I'm told headbands provide a useful alternative to hair as an agent of sweat absorption. I recall Lillee rocking one in 1982 at Eden Park. One of the Sri Lankan ayakes (either Champaka Ramanayake or Rumesh Ratnayake - I can't remember) slung his way through the crease in the early 90s with a headband, too.
For a while our greatest batsman Martin Crowe made wearing one under your helmet fashionable but his was more in the style of Daniel San in Karate Kid. Shane Thomson wore a standard white headband under his helmet during the same period but didn't quite pull it off.
Anyway, we were talking about Chris Martin and what a great servant he's been to New Zealand cricket.
Chris Martin is the not so latest in a long line of great number 11s that we have produced. My first exposure to a true number 11 was through Ewen Chatfield. Chatfield's batting became legendary, particularly during the twilight of his career when his arrival at the tail end of a New Zealand innings was a moment to look forward to. Somehow, through his courage and lack of talent, he came to embody the national spirit of giving something a go even when you suck. Ironically he batted for a time with a Gray Nicholls four scoop - the most coveted bat at Parnell Cricket Club in the early 80s among juniors.
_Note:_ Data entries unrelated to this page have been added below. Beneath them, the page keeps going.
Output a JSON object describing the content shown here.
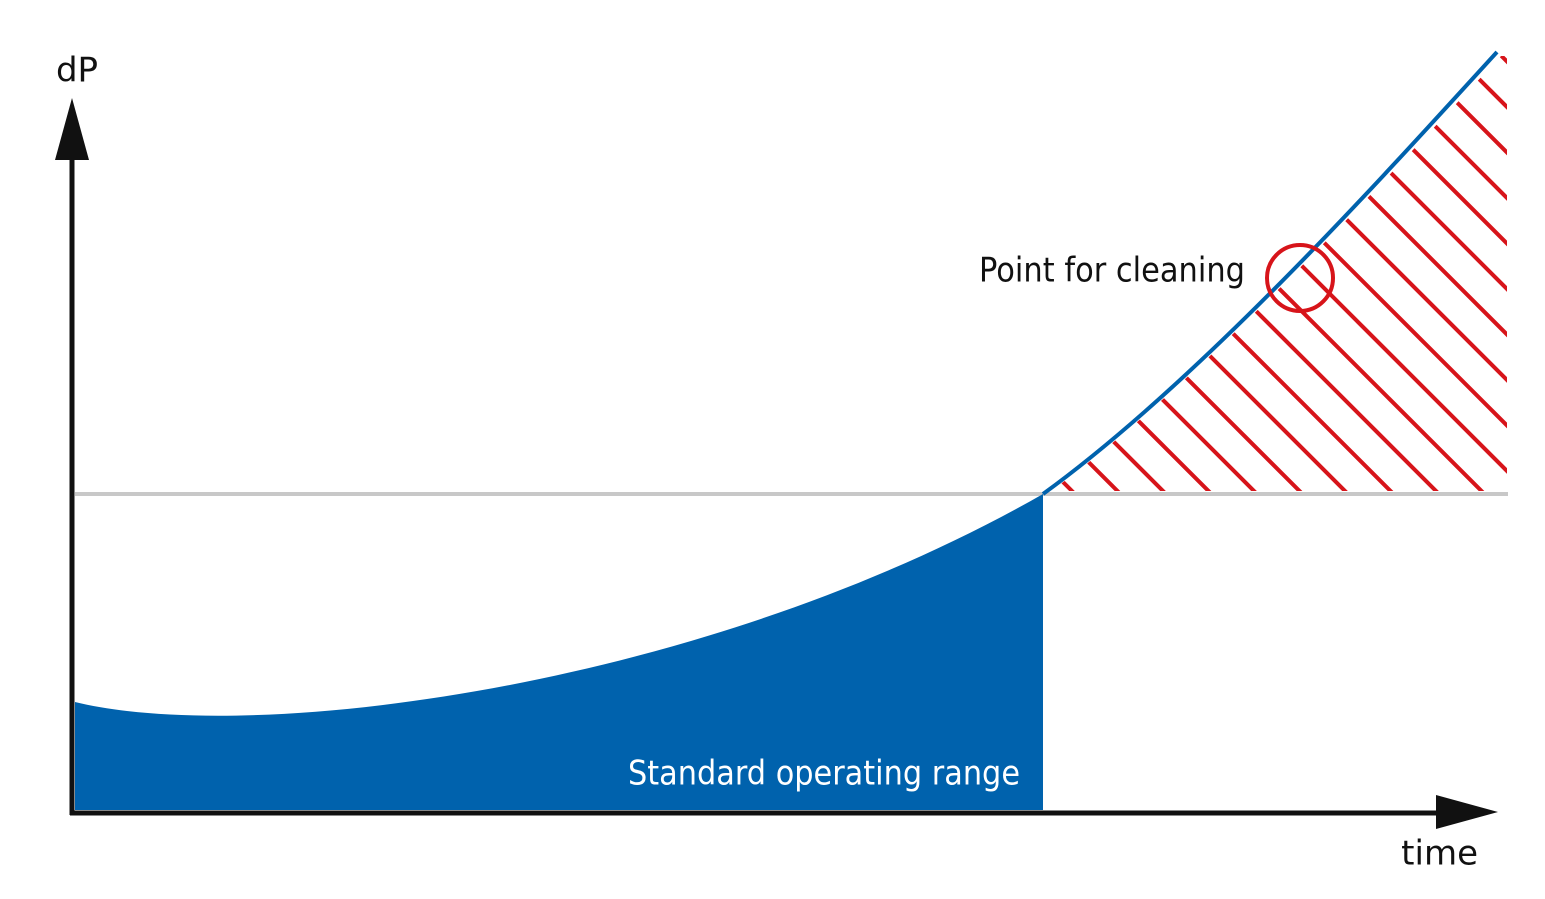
{
  "y_axis_label": "dP",
  "x_axis_label": "time",
  "annotations": {
    "cleaning_point": "Point for cleaning",
    "operating_range": "Standard operating range"
  }
}
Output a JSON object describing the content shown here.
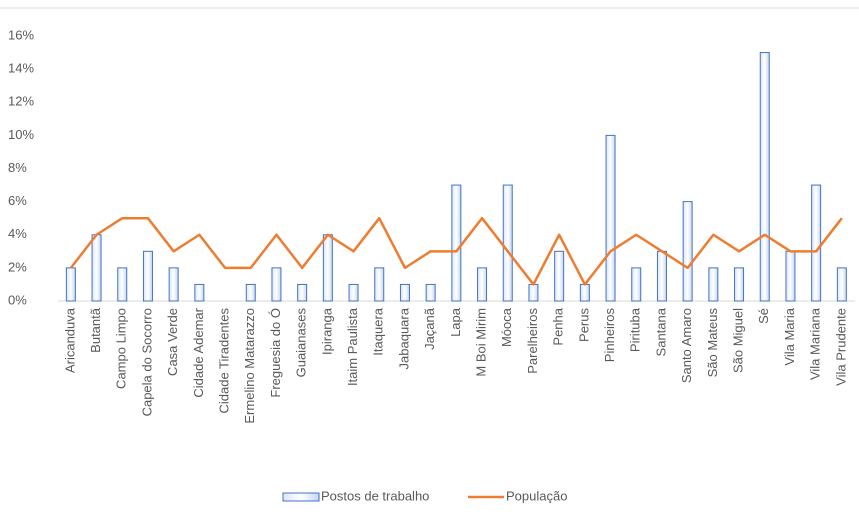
{
  "chart_data": {
    "type": "bar_line",
    "categories": [
      "Aricanduva",
      "Butantã",
      "Campo Limpo",
      "Capela do Socorro",
      "Casa Verde",
      "Cidade Ademar",
      "Cidade Tiradentes",
      "Ermelino Matarazzo",
      "Freguesia do Ó",
      "Guaianases",
      "Ipiranga",
      "Itaim Paulista",
      "Itaquera",
      "Jabaquara",
      "Jaçanã",
      "Lapa",
      "M Boi Mirim",
      "Móoca",
      "Parelheiros",
      "Penha",
      "Perus",
      "Pinheiros",
      "Pirituba",
      "Santana",
      "Santo Amaro",
      "São Mateus",
      "São Miguel",
      "Sé",
      "Vila Maria",
      "Vila Mariana",
      "Vila Prudente"
    ],
    "series": [
      {
        "name": "Postos de trabalho",
        "type": "bar",
        "color": "#4472c4",
        "values": [
          2,
          4,
          2,
          3,
          2,
          1,
          0,
          1,
          2,
          1,
          4,
          1,
          2,
          1,
          1,
          7,
          2,
          7,
          1,
          3,
          1,
          10,
          2,
          3,
          6,
          2,
          2,
          15,
          3,
          7,
          2
        ]
      },
      {
        "name": "População",
        "type": "line",
        "color": "#ed7d31",
        "values": [
          2,
          4,
          5,
          5,
          3,
          4,
          2,
          2,
          4,
          2,
          4,
          3,
          5,
          2,
          3,
          3,
          5,
          3,
          1,
          4,
          1,
          3,
          4,
          3,
          2,
          4,
          3,
          4,
          3,
          3,
          5
        ]
      }
    ],
    "ylim": [
      0,
      16
    ],
    "yticks": [
      {
        "value": 0,
        "label": "0%"
      },
      {
        "value": 2,
        "label": "2%"
      },
      {
        "value": 4,
        "label": "4%"
      },
      {
        "value": 6,
        "label": "6%"
      },
      {
        "value": 8,
        "label": "8%"
      },
      {
        "value": 10,
        "label": "10%"
      },
      {
        "value": 12,
        "label": "12%"
      },
      {
        "value": 14,
        "label": "14%"
      },
      {
        "value": 16,
        "label": "16%"
      }
    ],
    "legend": "bottom"
  }
}
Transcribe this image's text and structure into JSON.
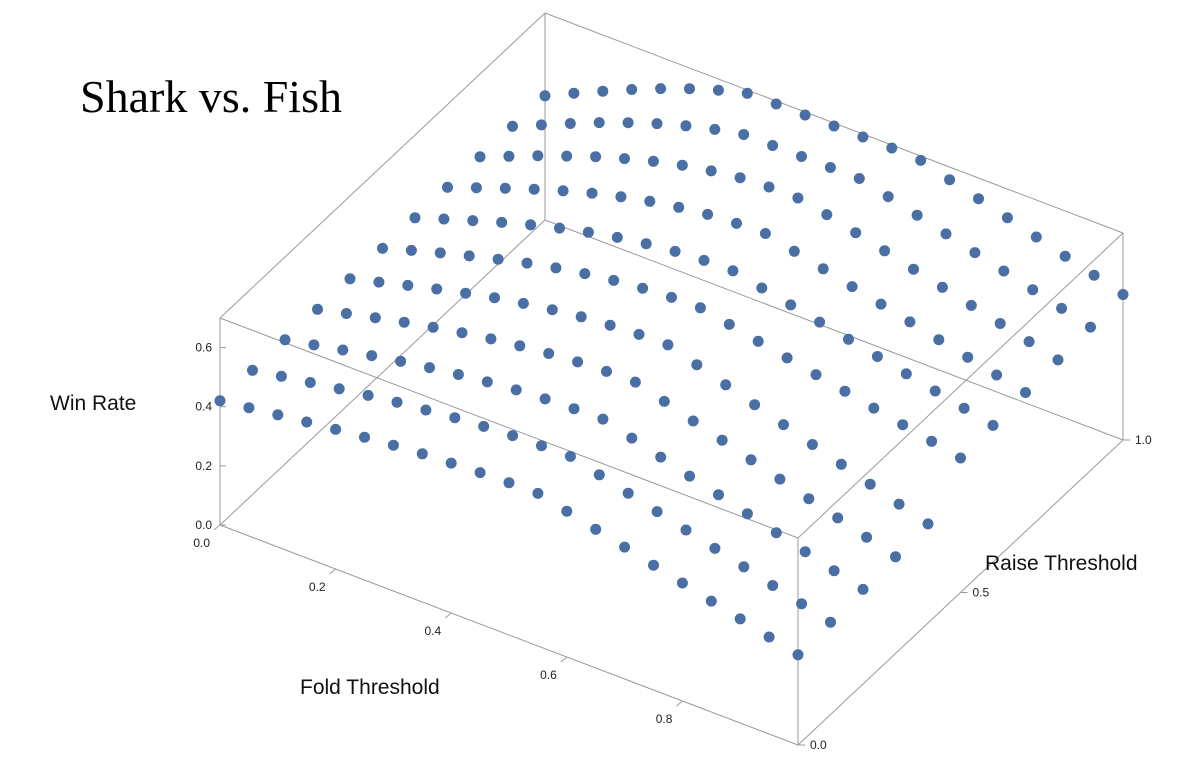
{
  "chart_data": {
    "type": "scatter3d",
    "title": "Shark vs. Fish",
    "xlabel": "Fold Threshold",
    "ylabel": "Raise Threshold",
    "zlabel": "Win Rate",
    "xlim": [
      0,
      1
    ],
    "ylim": [
      0,
      1
    ],
    "zlim": [
      0,
      0.7
    ],
    "x_ticks": [
      "0.0",
      "0.2",
      "0.4",
      "0.6",
      "0.8"
    ],
    "y_ticks": [
      "0.0",
      "0.5",
      "1.0"
    ],
    "z_ticks": [
      "0.0",
      "0.2",
      "0.4",
      "0.6"
    ],
    "grid": false,
    "point_color": "#4a6fa5",
    "description_of_data": "Grid of win rates over fold threshold (x) and raise threshold (y); values are given per point in points[] as [x, y, z].",
    "points": []
  },
  "colors": {
    "box": "#9a9a9a",
    "point": "#4a6fa5"
  }
}
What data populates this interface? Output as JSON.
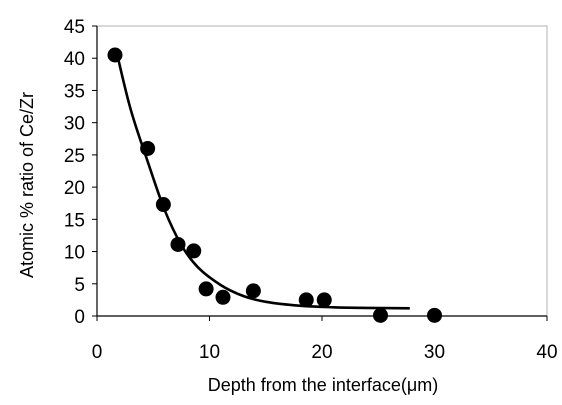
{
  "chart_data": {
    "type": "scatter",
    "title": "",
    "xlabel": "Depth from the interface(μm)",
    "ylabel": "Atomic % ratio of Ce/Zr",
    "xlim": [
      0,
      40
    ],
    "ylim": [
      0,
      45
    ],
    "x_ticks": [
      "0",
      "10",
      "20",
      "30",
      "40"
    ],
    "y_ticks": [
      "0",
      "5",
      "10",
      "15",
      "20",
      "25",
      "30",
      "35",
      "40",
      "45"
    ],
    "grid": false,
    "legend": "none",
    "points": [
      {
        "x": 1.6,
        "y": 40.5
      },
      {
        "x": 4.5,
        "y": 26.0
      },
      {
        "x": 5.9,
        "y": 17.3
      },
      {
        "x": 7.2,
        "y": 11.1
      },
      {
        "x": 8.6,
        "y": 10.1
      },
      {
        "x": 9.7,
        "y": 4.2
      },
      {
        "x": 11.2,
        "y": 2.9
      },
      {
        "x": 13.9,
        "y": 3.9
      },
      {
        "x": 18.6,
        "y": 2.5
      },
      {
        "x": 20.2,
        "y": 2.5
      },
      {
        "x": 25.2,
        "y": 0.1
      },
      {
        "x": 30.0,
        "y": 0.1
      }
    ],
    "fit_curve": [
      {
        "x": 1.8,
        "y": 40.5
      },
      {
        "x": 3,
        "y": 32.0
      },
      {
        "x": 4.5,
        "y": 24.0
      },
      {
        "x": 6,
        "y": 16.5
      },
      {
        "x": 7.5,
        "y": 11.0
      },
      {
        "x": 9,
        "y": 7.5
      },
      {
        "x": 11,
        "y": 4.8
      },
      {
        "x": 13,
        "y": 3.1
      },
      {
        "x": 15,
        "y": 2.2
      },
      {
        "x": 18,
        "y": 1.6
      },
      {
        "x": 21,
        "y": 1.35
      },
      {
        "x": 24,
        "y": 1.25
      },
      {
        "x": 27.8,
        "y": 1.2
      }
    ],
    "colors": {
      "marker": "#000000",
      "line": "#000000",
      "axis": "#000000"
    }
  }
}
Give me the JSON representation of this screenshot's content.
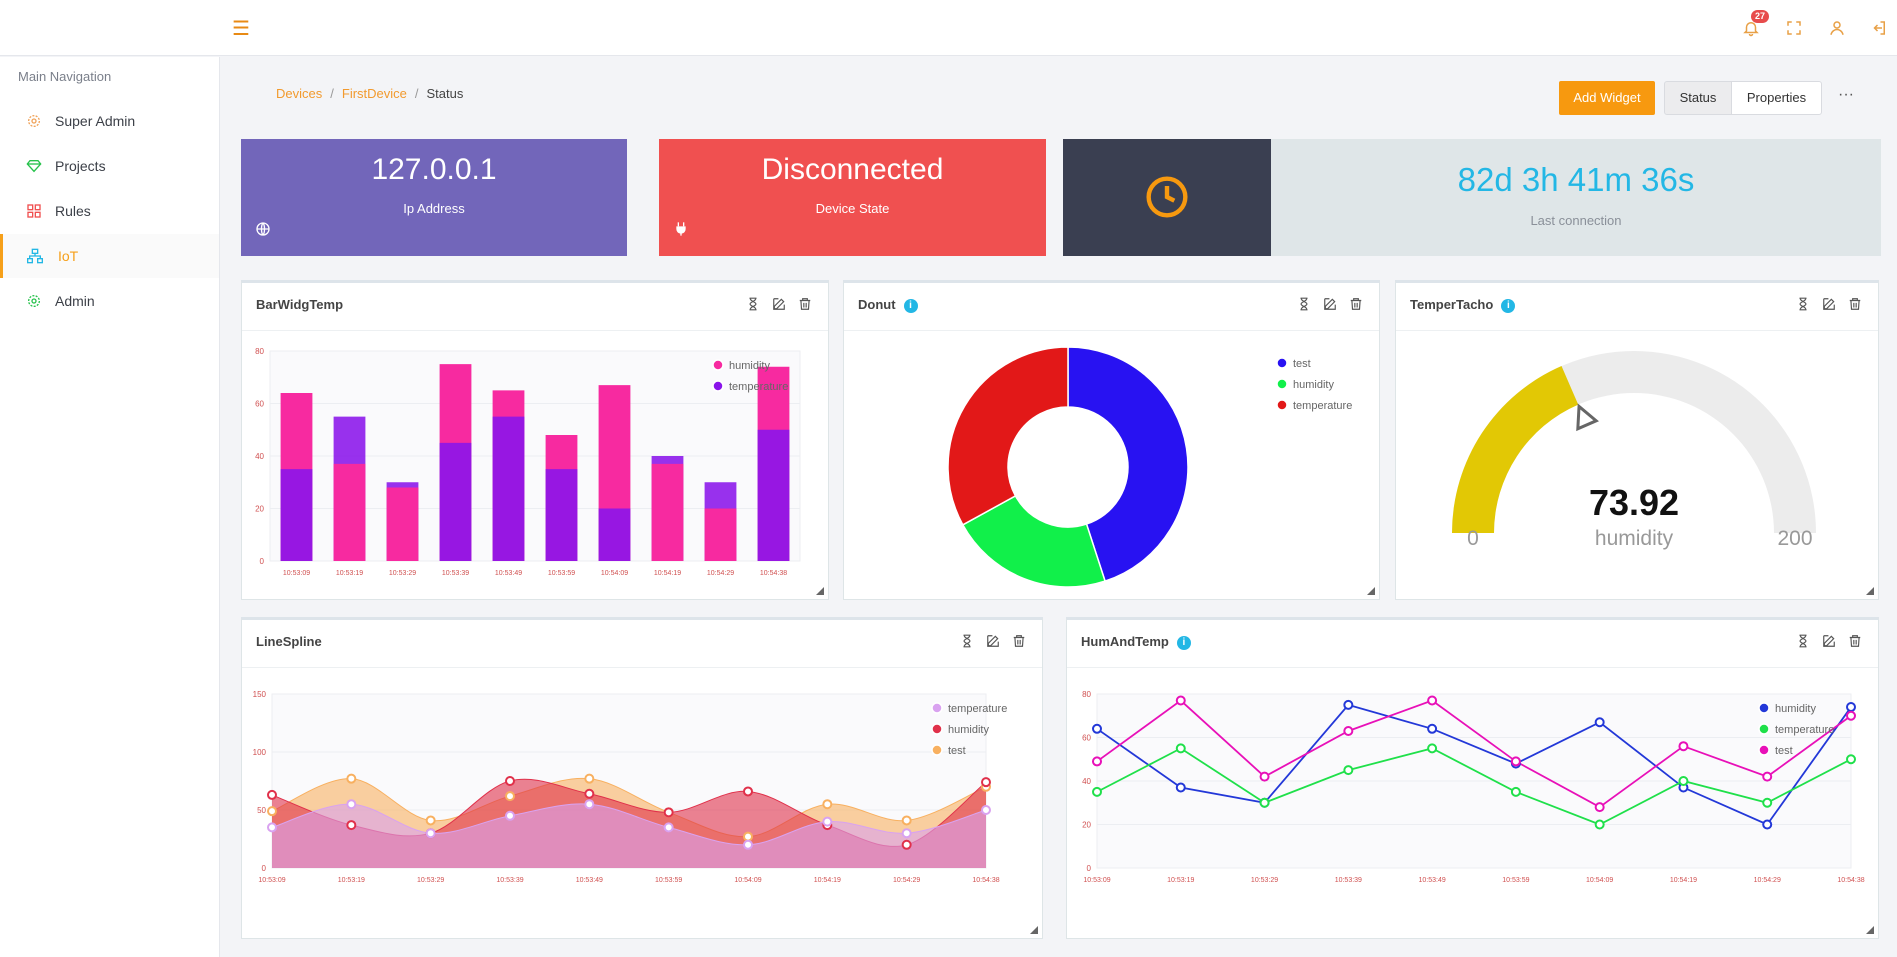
{
  "topbar": {
    "notification_count": "27"
  },
  "sidebar": {
    "heading": "Main Navigation",
    "items": [
      {
        "label": "Super Admin",
        "icon": "gear-icon",
        "color": "#f0a35a"
      },
      {
        "label": "Projects",
        "icon": "diamond-icon",
        "color": "#27c24c"
      },
      {
        "label": "Rules",
        "icon": "grid-icon",
        "color": "#f05050"
      },
      {
        "label": "IoT",
        "icon": "network-icon",
        "color": "#23b7e5"
      },
      {
        "label": "Admin",
        "icon": "gear-icon",
        "color": "#27c24c"
      }
    ]
  },
  "breadcrumb": {
    "items": [
      "Devices",
      "FirstDevice"
    ],
    "current": "Status"
  },
  "toolbar": {
    "add_widget": "Add Widget",
    "status": "Status",
    "properties": "Properties",
    "more": "···"
  },
  "cards": {
    "ip": {
      "value": "127.0.0.1",
      "label": "Ip Address",
      "color": "#7266ba"
    },
    "state": {
      "value": "Disconnected",
      "label": "Device State",
      "color": "#f05050"
    },
    "connection": {
      "value": "82d 3h 41m 36s",
      "label": "Last connection"
    }
  },
  "widgets": {
    "bar": {
      "title": "BarWidgTemp"
    },
    "donut": {
      "title": "Donut"
    },
    "gauge": {
      "title": "TemperTacho"
    },
    "spline": {
      "title": "LineSpline"
    },
    "humtemp": {
      "title": "HumAndTemp"
    }
  },
  "chart_data": [
    {
      "type": "bar",
      "title": "BarWidgTemp",
      "categories": [
        "10:53:09",
        "10:53:19",
        "10:53:29",
        "10:53:39",
        "10:53:49",
        "10:53:59",
        "10:54:09",
        "10:54:19",
        "10:54:29",
        "10:54:38"
      ],
      "ylim": [
        0,
        80
      ],
      "yticks": [
        "0",
        "20",
        "40",
        "60",
        "80"
      ],
      "series": [
        {
          "name": "humidity",
          "color": "#f72aa0",
          "values": [
            64,
            37,
            28,
            75,
            65,
            48,
            67,
            37,
            20,
            74
          ]
        },
        {
          "name": "temperature",
          "color": "#8a14ea",
          "values": [
            35,
            55,
            30,
            45,
            55,
            35,
            20,
            40,
            30,
            50
          ]
        }
      ],
      "legend": "top-right",
      "grid": true
    },
    {
      "type": "pie",
      "title": "Donut",
      "series": [
        {
          "name": "test",
          "color": "#2812f2",
          "value": 45
        },
        {
          "name": "humidity",
          "color": "#11f04a",
          "value": 22
        },
        {
          "name": "temperature",
          "color": "#e21818",
          "value": 33
        }
      ],
      "legend": "top-right"
    },
    {
      "type": "gauge",
      "title": "TemperTacho",
      "value": 73.92,
      "value_label": "73.92",
      "label": "humidity",
      "min": 0,
      "max": 200,
      "min_label": "0",
      "max_label": "200",
      "color": "#e2c805"
    },
    {
      "type": "area",
      "title": "LineSpline",
      "categories": [
        "10:53:09",
        "10:53:19",
        "10:53:29",
        "10:53:39",
        "10:53:49",
        "10:53:59",
        "10:54:09",
        "10:54:19",
        "10:54:29",
        "10:54:38"
      ],
      "ylim": [
        0,
        150
      ],
      "yticks": [
        "0",
        "50",
        "100",
        "150"
      ],
      "series": [
        {
          "name": "temperature",
          "color": "#d9a2f0",
          "values": [
            35,
            55,
            30,
            45,
            55,
            35,
            20,
            40,
            30,
            50
          ]
        },
        {
          "name": "humidity",
          "color": "#e0304a",
          "values": [
            63,
            37,
            30,
            75,
            64,
            48,
            66,
            37,
            20,
            74
          ]
        },
        {
          "name": "test",
          "color": "#f8b060",
          "values": [
            49,
            77,
            41,
            62,
            77,
            48,
            27,
            55,
            41,
            70
          ]
        }
      ],
      "legend": "top-right",
      "grid": true
    },
    {
      "type": "line",
      "title": "HumAndTemp",
      "categories": [
        "10:53:09",
        "10:53:19",
        "10:53:29",
        "10:53:39",
        "10:53:49",
        "10:53:59",
        "10:54:09",
        "10:54:19",
        "10:54:29",
        "10:54:38"
      ],
      "ylim": [
        0,
        80
      ],
      "yticks": [
        "0",
        "20",
        "40",
        "60",
        "80"
      ],
      "series": [
        {
          "name": "humidity",
          "color": "#2338d8",
          "values": [
            64,
            37,
            30,
            75,
            64,
            48,
            67,
            37,
            20,
            74
          ]
        },
        {
          "name": "temperature",
          "color": "#1fe04a",
          "values": [
            35,
            55,
            30,
            45,
            55,
            35,
            20,
            40,
            30,
            50
          ]
        },
        {
          "name": "test",
          "color": "#e810b8",
          "values": [
            49,
            77,
            42,
            63,
            77,
            49,
            28,
            56,
            42,
            70
          ]
        }
      ],
      "legend": "top-right",
      "grid": true
    }
  ]
}
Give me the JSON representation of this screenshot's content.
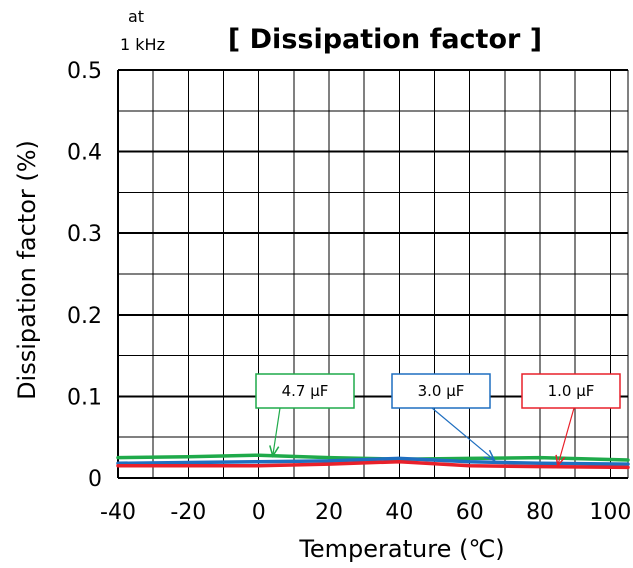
{
  "chart_data": {
    "type": "line",
    "title": "[ Dissipation factor ]",
    "condition": [
      "at",
      "1 kHz"
    ],
    "xlabel": "Temperature (℃)",
    "ylabel": "Dissipation factor (%)",
    "xlim": [
      -40,
      105
    ],
    "ylim": [
      0,
      0.5
    ],
    "xticks": [
      -40,
      -20,
      0,
      20,
      40,
      60,
      80,
      100
    ],
    "xtick_labels": [
      "-40",
      "-20",
      "0",
      "20",
      "40",
      "60",
      "80",
      "100"
    ],
    "yticks": [
      0,
      0.1,
      0.2,
      0.3,
      0.4,
      0.5
    ],
    "ytick_labels": [
      "0",
      "0.1",
      "0.2",
      "0.3",
      "0.4",
      "0.5"
    ],
    "grid": true,
    "series": [
      {
        "name": "4.7 μF",
        "color": "#1faa4a",
        "x": [
          -40,
          -20,
          0,
          20,
          40,
          60,
          80,
          105
        ],
        "y": [
          0.025,
          0.026,
          0.028,
          0.025,
          0.023,
          0.024,
          0.025,
          0.022
        ]
      },
      {
        "name": "3.0 μF",
        "color": "#1f6fc0",
        "x": [
          -40,
          -20,
          0,
          20,
          40,
          60,
          80,
          105
        ],
        "y": [
          0.018,
          0.019,
          0.02,
          0.021,
          0.024,
          0.02,
          0.018,
          0.017
        ]
      },
      {
        "name": "1.0 μF",
        "color": "#e8202a",
        "x": [
          -40,
          -20,
          0,
          20,
          40,
          60,
          80,
          105
        ],
        "y": [
          0.015,
          0.015,
          0.015,
          0.017,
          0.02,
          0.015,
          0.014,
          0.013
        ]
      }
    ],
    "annotations": [
      {
        "text": "4.7 μF",
        "color": "#1faa4a",
        "point_x": 4,
        "point_y": 0.027
      },
      {
        "text": "3.0 μF",
        "color": "#1f6fc0",
        "point_x": 67,
        "point_y": 0.022
      },
      {
        "text": "1.0 μF",
        "color": "#e8202a",
        "point_x": 85,
        "point_y": 0.015
      }
    ]
  }
}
Cricket is unique in the way it provides glaring mismatches during the course of a game. I can't think of another sport as cruel as the gentleman's game. It's not really fair to ask Chris Martin to face Dale Steyn - to me it's the cricketing version of pulling the wings off a fly. The worst bowler in the team isn't forced to bowl against the best batsman. In netball, we don't get to laugh while the centre shoots for a quarter. Do pitchers bat in baseball? Who knows? Who cares.
What was I talking about again? Oh, that's right, what an amazing servant to New Zealand cricket Chris Martin has been. Let's pray he gets to wear that headband one more time.
Can I suggest he goes more Karate Kid on it in the next test?